Pro-Palestinian protesters have been staging demonstrations at Yale since the fall. On Oct. 7, Hamas launched attacks on Israel, killing 1,200 people and taking more than 250 people as hostages. In response, Israel declared war on Hamas and launched a military offensive in Gaza. Israel’s bombardments and ground offensives have killed more than 33,700 Palestinians in Gaza, the Associated Press reported on April 15 based on estimates from the Gaza Health Ministry. According to Israel, Hamas currently holds 133 hostages, 36 of whom are confirmed dead.
According to Yale’s SEC filings, the University holds over 6,400 shares — worth $680,207 — of iShares Core S&P Total U.S. Stock Market ETF, a Blackrock-managed exchange-traded fund. The ETF invests in several weapons manufacturers that sell weapons to Israel, including 0.27 percent of holdings in Raytheon, 0.20 percent in Boeing and 0.19 percent in Lockheed Martin — just under $4,000 across the three companies. Yale, however, publicly discloses just 1 percent of its endowment investments, so it remains unclear exactly to what extent the University invests in weapons manufacturers.
The protesters on the plaza, which Birckhead-Morton referred to as an “informal coalition,” raised awareness for the demonstration through an Instagram account called Occupy Beinecke.
Birckhead-Morton clarified that the coalition of protesters was not organized by any single student organization. Instead, the coalition includes organizers who also plan actions from Yalies4Palestine, Yale Graduate Students for Palestine, the Yale Endowment Justice Coalition and Jewish Voice for Peace New Haven.

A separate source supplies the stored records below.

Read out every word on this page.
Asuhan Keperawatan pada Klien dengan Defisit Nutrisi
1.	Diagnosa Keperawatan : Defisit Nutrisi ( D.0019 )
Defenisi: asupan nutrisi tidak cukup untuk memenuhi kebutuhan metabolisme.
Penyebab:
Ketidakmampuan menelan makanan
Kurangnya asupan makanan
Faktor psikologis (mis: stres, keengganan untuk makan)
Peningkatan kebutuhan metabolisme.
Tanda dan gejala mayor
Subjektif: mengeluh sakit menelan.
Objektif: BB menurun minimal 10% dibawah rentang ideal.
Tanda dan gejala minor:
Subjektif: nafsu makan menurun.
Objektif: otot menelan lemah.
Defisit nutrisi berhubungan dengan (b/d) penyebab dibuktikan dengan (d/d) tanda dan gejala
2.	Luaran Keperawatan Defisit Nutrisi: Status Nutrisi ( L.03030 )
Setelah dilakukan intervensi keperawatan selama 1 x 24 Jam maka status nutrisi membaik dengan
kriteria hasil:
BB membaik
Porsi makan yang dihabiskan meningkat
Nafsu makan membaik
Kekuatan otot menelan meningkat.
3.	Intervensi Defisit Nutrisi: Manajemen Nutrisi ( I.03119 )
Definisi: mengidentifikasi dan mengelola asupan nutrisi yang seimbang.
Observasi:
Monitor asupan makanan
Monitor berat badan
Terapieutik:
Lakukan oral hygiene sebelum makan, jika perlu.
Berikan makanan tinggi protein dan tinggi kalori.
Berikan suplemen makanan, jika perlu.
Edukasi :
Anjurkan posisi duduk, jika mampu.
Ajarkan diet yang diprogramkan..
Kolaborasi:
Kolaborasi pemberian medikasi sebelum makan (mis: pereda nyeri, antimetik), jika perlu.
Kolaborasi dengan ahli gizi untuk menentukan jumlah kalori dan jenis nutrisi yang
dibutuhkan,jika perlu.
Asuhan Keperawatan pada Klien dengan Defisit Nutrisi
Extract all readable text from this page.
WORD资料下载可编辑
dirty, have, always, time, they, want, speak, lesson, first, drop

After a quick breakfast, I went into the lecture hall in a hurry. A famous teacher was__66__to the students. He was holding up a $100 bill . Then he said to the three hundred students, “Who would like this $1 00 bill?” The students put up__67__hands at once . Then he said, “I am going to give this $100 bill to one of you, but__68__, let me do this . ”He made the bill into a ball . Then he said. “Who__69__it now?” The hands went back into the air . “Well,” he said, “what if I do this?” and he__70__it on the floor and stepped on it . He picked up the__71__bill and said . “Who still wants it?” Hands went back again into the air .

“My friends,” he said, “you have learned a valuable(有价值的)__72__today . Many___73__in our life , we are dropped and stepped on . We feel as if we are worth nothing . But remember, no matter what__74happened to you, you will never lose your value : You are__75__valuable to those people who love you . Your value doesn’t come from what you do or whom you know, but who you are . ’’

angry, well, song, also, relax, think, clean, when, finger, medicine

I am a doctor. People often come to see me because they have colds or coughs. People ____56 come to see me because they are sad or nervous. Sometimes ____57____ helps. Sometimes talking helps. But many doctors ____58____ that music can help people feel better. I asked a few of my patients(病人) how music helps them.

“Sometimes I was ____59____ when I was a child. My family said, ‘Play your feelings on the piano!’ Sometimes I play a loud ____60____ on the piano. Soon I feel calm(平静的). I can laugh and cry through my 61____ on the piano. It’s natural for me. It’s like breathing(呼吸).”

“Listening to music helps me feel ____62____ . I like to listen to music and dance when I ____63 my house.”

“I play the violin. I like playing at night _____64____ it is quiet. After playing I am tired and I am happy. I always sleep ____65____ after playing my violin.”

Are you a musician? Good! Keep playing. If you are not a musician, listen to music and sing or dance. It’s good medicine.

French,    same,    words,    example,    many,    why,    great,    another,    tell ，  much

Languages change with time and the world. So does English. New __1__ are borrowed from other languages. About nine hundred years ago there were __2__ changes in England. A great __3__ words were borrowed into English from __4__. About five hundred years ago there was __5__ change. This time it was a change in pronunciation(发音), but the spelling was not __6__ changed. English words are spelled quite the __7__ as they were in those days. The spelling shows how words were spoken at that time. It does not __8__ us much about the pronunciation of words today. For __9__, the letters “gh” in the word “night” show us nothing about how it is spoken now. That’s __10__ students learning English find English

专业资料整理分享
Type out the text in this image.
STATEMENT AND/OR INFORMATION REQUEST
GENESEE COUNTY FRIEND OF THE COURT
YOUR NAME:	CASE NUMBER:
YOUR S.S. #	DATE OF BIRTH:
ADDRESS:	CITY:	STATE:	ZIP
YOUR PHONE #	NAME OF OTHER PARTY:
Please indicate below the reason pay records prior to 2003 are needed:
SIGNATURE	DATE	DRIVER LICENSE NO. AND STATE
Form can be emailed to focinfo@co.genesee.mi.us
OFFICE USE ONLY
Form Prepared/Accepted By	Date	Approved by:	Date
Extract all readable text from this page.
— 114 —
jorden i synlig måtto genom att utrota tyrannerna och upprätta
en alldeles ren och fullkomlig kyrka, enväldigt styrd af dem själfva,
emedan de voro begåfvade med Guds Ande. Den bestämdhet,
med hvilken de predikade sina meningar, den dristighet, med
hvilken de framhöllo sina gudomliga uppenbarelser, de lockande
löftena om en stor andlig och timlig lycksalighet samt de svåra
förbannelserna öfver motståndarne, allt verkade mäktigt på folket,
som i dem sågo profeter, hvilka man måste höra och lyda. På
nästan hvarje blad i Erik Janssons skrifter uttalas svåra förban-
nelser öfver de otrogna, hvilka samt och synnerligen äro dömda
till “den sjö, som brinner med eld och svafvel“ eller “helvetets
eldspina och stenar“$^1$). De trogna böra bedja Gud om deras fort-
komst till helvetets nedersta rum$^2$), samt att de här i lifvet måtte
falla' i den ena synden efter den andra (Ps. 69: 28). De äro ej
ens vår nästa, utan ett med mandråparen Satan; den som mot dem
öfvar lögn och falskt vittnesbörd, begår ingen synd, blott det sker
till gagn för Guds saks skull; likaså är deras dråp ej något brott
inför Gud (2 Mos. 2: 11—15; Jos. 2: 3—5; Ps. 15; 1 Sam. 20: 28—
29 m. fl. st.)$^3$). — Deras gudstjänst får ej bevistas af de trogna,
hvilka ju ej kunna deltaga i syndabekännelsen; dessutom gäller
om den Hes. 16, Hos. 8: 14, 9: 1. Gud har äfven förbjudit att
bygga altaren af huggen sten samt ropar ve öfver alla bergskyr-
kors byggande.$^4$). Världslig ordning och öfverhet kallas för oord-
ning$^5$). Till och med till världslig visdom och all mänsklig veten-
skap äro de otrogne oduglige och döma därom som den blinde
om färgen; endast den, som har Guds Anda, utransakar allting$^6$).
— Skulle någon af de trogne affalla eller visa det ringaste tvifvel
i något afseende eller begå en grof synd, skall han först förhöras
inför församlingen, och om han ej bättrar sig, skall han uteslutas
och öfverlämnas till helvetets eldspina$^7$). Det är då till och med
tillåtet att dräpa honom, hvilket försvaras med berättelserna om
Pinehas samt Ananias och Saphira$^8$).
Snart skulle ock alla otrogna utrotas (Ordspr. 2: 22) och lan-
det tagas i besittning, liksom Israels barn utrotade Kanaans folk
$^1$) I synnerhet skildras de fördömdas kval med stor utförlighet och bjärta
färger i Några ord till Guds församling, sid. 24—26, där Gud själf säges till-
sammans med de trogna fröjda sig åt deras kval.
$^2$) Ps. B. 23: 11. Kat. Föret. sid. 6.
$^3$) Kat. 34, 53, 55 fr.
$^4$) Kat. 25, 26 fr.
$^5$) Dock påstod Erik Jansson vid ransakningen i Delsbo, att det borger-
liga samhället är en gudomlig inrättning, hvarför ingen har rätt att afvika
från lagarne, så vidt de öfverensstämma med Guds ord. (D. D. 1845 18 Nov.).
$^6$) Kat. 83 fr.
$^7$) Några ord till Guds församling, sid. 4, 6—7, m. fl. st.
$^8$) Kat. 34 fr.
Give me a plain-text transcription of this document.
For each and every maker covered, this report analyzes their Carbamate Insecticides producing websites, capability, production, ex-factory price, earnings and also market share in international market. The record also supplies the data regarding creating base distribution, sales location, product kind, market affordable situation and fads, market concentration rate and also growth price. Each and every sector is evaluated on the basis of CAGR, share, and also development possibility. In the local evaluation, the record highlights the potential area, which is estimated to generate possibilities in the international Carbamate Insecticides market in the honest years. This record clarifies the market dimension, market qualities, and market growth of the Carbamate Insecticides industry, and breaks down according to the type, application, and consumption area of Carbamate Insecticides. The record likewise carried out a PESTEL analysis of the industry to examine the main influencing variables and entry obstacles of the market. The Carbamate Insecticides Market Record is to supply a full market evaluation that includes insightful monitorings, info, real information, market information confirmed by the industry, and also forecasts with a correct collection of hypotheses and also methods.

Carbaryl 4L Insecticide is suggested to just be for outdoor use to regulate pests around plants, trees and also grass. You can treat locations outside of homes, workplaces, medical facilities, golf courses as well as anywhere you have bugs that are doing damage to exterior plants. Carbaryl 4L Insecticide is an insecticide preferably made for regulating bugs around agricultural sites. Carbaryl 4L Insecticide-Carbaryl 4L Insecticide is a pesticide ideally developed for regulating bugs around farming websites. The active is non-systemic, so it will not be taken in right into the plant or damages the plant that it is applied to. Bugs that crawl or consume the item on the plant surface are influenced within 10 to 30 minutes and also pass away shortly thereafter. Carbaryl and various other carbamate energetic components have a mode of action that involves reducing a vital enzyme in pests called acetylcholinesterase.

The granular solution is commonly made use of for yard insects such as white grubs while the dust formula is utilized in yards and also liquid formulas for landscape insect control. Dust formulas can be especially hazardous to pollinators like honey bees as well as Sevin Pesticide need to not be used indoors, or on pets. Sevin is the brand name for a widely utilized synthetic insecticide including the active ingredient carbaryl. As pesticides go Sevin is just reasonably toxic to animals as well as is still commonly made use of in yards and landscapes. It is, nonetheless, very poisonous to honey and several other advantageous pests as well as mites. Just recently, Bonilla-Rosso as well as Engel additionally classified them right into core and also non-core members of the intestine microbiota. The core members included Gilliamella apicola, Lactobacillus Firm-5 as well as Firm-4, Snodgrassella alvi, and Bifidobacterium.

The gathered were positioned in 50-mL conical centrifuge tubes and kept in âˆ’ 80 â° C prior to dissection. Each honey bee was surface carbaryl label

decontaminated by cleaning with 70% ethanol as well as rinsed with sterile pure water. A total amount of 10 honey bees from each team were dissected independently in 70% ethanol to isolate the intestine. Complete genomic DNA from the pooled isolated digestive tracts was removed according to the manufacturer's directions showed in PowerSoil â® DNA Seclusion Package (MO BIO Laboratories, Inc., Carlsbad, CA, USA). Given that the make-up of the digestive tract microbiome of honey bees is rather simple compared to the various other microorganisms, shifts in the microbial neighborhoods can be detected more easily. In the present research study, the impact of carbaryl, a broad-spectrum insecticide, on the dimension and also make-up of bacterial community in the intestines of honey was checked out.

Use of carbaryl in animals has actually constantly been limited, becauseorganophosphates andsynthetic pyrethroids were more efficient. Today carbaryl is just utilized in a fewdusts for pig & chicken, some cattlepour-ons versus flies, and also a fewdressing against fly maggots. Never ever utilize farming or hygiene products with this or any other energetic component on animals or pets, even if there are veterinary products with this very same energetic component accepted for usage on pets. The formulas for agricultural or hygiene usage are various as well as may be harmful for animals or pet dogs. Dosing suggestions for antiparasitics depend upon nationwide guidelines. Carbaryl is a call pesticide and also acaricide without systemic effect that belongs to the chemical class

Rasheed Tazudeen and Juno Richards, two faculty members in the English department, led the first teach-in, which occurred at 11 a.m. Tazudeen and Richards guided a group of approximately 30 people in a discussion of two poems: “Fuck Your Lecture on Craft, My People Are Dying” by Noor Hindi and “Earth is Narrowing Around Us” by Mahmoud Darwish.
Tazudeen, who teaches a section of ENGL 114 titled “Black and Indigenous Ecologies,” told the News that he hoped the two poems would introduce how nature and poetry can inspire relationality and connection.
“I am invested in how thinking about nature opens new ways to think about our relations, not only to the people around us but to different communities: how do we think about ourselves in relation to Palestine right now?” Tazudeen said to the News. “And I think poetry gives us a way to think about those relations as they are and to imagine new futures and new possibilities that might come out of those relations.”
Tazudeen told the News that he and Richards decided to participate in the event because they felt that “teaching and discussing poetry, ecology, and politics in Palestine and globally would be a good way to be engaged with the broader movement for justice in Palestine.”
The next teach-in, which began at 1 p.m., focused on health and human rights in relation to the war with around 80 students attending.
Immediately after the second teach-in, students began putting up wooden panels painted with portraits of Walid Daqqa and Refaat Alareer, as well as other miscellaneous illustrations.
Daqqa, who passed away from bone marrow cancer while in Israeli custody last week, was convicted and has been imprisoned since 1984 for commanding an Arab Israeli militant group that kidnapped and murdered an Israeli soldier. Alareer was a Palestinian poet and writer who was killed in December by an Israeli airstrike.
The subsequent three teach-ins focused on divestment, militarization and polarization and dance and politics.
Organizers told the News that they planned to replicate the schedule of their evening programming from Monday night.
“As a Muslim student, I’m providing the information that we will be out here every day of the week, praying Maghrib — a sunset prayer — along with vigils organized or led by Jews for Ceasefire,” Birckhead-Morton said. “In addition to that, we’re gonna continue our night and then continue past sunset by staying out here by maintaining our presence and by building on the momentum that we started with Monday.”
Beinecke Plaza, formally known as Hewitt Quadrangle, was constructed in 1901.